Tal-Gan Research Group
Chemistry Department
University of Nevada, Reno
Research
Background
The rise in infections caused by multi-drug resistant pathogens is of major concern to public health worldwide. The increased rate of antibiotic resistance development is attributed to the massive use of antibiotics, all of which target essential pathways for bacterial survival. The use of these targets imposes a direct selection pressure on the bacteria for the development of antibiotic resistance. This existential crisis is propelling research endeavors toward the discovery and development of novel solutions to multi-drug resistant bacteria.
Figure 1: Selection for antibiotic-resistant bacteria. (a) Antibiotic treatment begins with the introduction of an antibiotic into an environment with both antibiotic-susceptible (blue) and antibiotic-resistant (red) bacterial species. (b) The antibiotic decimates antibiotic-susceptible species, while allowing antibiotic-resistant species to survive. (c) This resistant species thrives and proliferates in a now resource-rich environment free of antibiotic-susceptible species. (d) Resistant strains maintain the ability to transfer resistance genes to neighboring species.

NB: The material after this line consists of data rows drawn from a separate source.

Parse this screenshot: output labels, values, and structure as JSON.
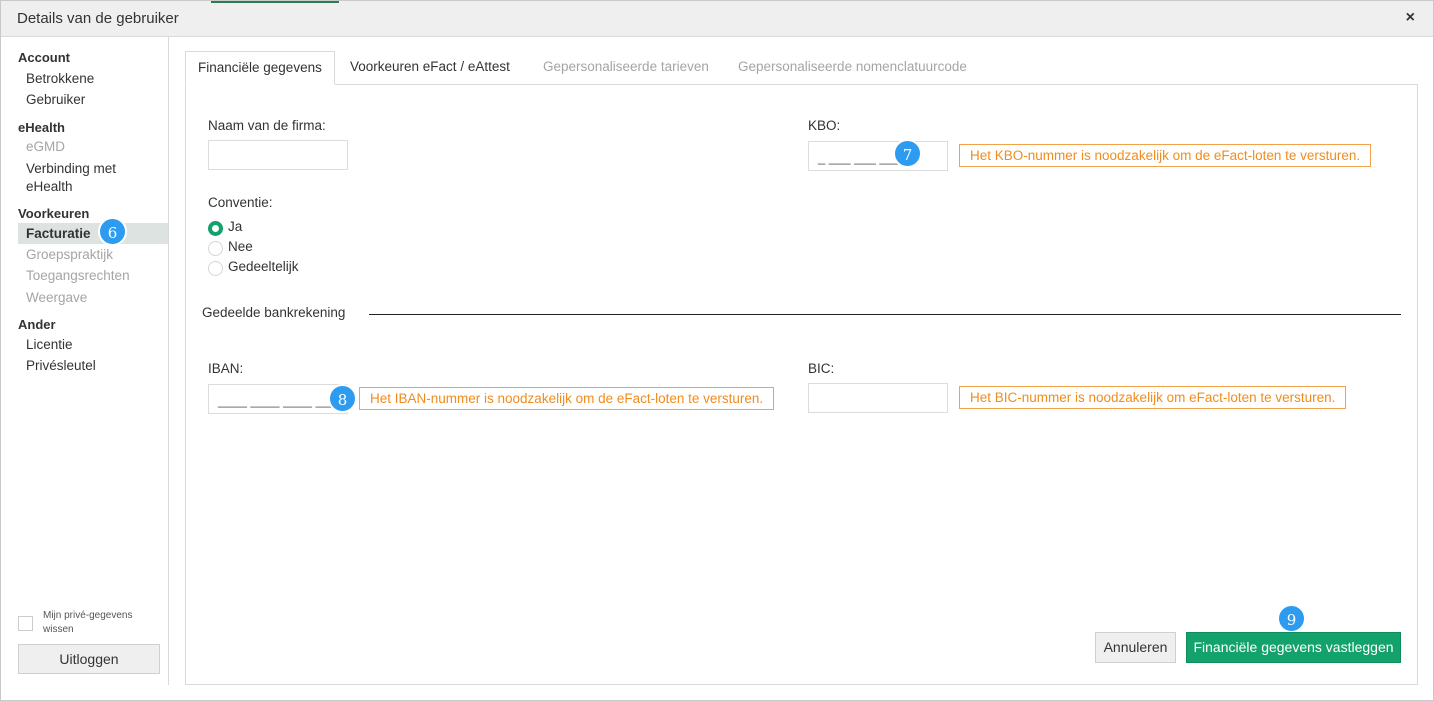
{
  "window": {
    "title": "Details van de gebruiker",
    "close_icon": "×"
  },
  "sidebar": {
    "sections": [
      {
        "label": "Account",
        "items": [
          {
            "label": "Betrokkene"
          },
          {
            "label": "Gebruiker"
          }
        ]
      },
      {
        "label": "eHealth",
        "items": [
          {
            "label": "eGMD",
            "state": "disabled"
          },
          {
            "label": "Verbinding met eHealth"
          }
        ]
      },
      {
        "label": "Voorkeuren",
        "items": [
          {
            "label": "Facturatie",
            "state": "active"
          },
          {
            "label": "Groepspraktijk",
            "state": "disabled"
          },
          {
            "label": "Toegangsrechten",
            "state": "disabled"
          },
          {
            "label": "Weergave",
            "state": "disabled"
          }
        ]
      },
      {
        "label": "Ander",
        "items": [
          {
            "label": "Licentie"
          },
          {
            "label": "Privésleutel"
          }
        ]
      }
    ],
    "privacy_checkbox_label": "Mijn privé-gegevens wissen",
    "logout_label": "Uitloggen"
  },
  "tabs": [
    {
      "label": "Financiële gegevens",
      "state": "active"
    },
    {
      "label": "Voorkeuren eFact / eAttest",
      "state": "enabled"
    },
    {
      "label": "Gepersonaliseerde tarieven",
      "state": "disabled"
    },
    {
      "label": "Gepersonaliseerde nomenclatuurcode",
      "state": "disabled"
    }
  ],
  "form": {
    "firm_name": {
      "label": "Naam van de firma:",
      "value": ""
    },
    "kbo": {
      "label": "KBO:",
      "value": "_ ___ ___ ___",
      "warning": "Het KBO-nummer is noodzakelijk om de eFact-loten te versturen."
    },
    "convention": {
      "label": "Conventie:",
      "options": [
        {
          "label": "Ja",
          "checked": true
        },
        {
          "label": "Nee",
          "checked": false
        },
        {
          "label": "Gedeeltelijk",
          "checked": false
        }
      ]
    },
    "shared_account_heading": "Gedeelde bankrekening",
    "iban": {
      "label": "IBAN:",
      "value": "____ ____ ____ ____",
      "warning": "Het IBAN-nummer is noodzakelijk om de eFact-loten te versturen."
    },
    "bic": {
      "label": "BIC:",
      "value": "",
      "warning": "Het BIC-nummer is noodzakelijk om eFact-loten te versturen."
    }
  },
  "buttons": {
    "cancel": "Annuleren",
    "save": "Financiële gegevens vastleggen"
  },
  "step_badges": [
    "6",
    "7",
    "8",
    "9"
  ],
  "colors": {
    "accent_green": "#13a26b",
    "warning_orange": "#f08c1e",
    "badge_blue": "#2d9bf0",
    "disabled_text": "#a5a5a5"
  }
}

The Tal-Gan lab group explores Streptococcal quorum sensing through a multifaceted lens. Quorum sensing is a cell-cell signaling mechanism that enables bacteria to assess their cell density in a given environment; and at a high population density, synchronize the transcription of genes associated with group-behavior phenotypes. Streptococcal QS circuits are centered around the production, secretion, and detection of peptide signals (termed autoinducers). The peptide signal concentration is directly proportionate to the population density. As the bacteria reach a critical concentration indicative of a high population density, quorum sensing peptides activate a membrane-bound receptor leading to the transcription of group behavior genes. Because many pathogens utilize quorum sensing to initiate and synchronize their attack on the host, in a process called virulence, quorum sensing interference can be used to reduce or eliminate bacterial pathogenicity without leading to resistance.
Figure 2: Streptococci quorum sensing circuit: a) ComC is processed by ComAB. b) The mature competence stimulating peptide (CSP) is secreted. c) CSP binds the transmembrane receptor ComD. d) ComD phosphorylates ComE. e) ComE autoactivates the CSP quorum sensing circuit and upregulates the expression of genes involved in biofilm formation and attaining genetic competence, through ComX.
Alternative approaches for antimicrobial therapy
Our interdisciplinary work resides at the intersection of organic chemistry, biochemistry, microbiology, and molecular biology. Our research efforts are focused on the development and analysis of peptide-based probes to study quorum sensing in streptococci. Using organic chemical methods, we have developed QS peptide analogs of native streptococcal QS peptides that effectively silence QS signaling. These molecules are potential candidates for therapeutic alternatives to antibiotics. Additionally, using molecular approaches, we analyze and manipulate quorum sensing peptide molecules and circuitry to understand binding dynamics that mediate downstream bacterial virulence and survival processes. Finally, using immunological approaches, we investigate how these systems influence the behaviors of host immune cells.
Figure 3: Image from Lella et al., 2022. A schematic workflow of our work with quorum sensing peptides (QSP) from Streptococcus pneumoniae. First, a peptide library is created with various substitutions in the native peptide sequence to see which has the highest affinity for the QSP receptor. Additionally, the peptides are synthesized with cyclic bridges which allow for higher stability of the peptide. Lead peptide candidates show a competitive inhibition of the QSP receptor. The helical structure is probed using CD spectroscopy, and IC50 and EC50 (the concentration at which the QSP causes 50% inhibition or 50% efficacy, respectively) are assayed. Finally, the lead peptide candidates are used in ‘in vivo’ mouse infection models to assess in vivo stability and survivability of the host.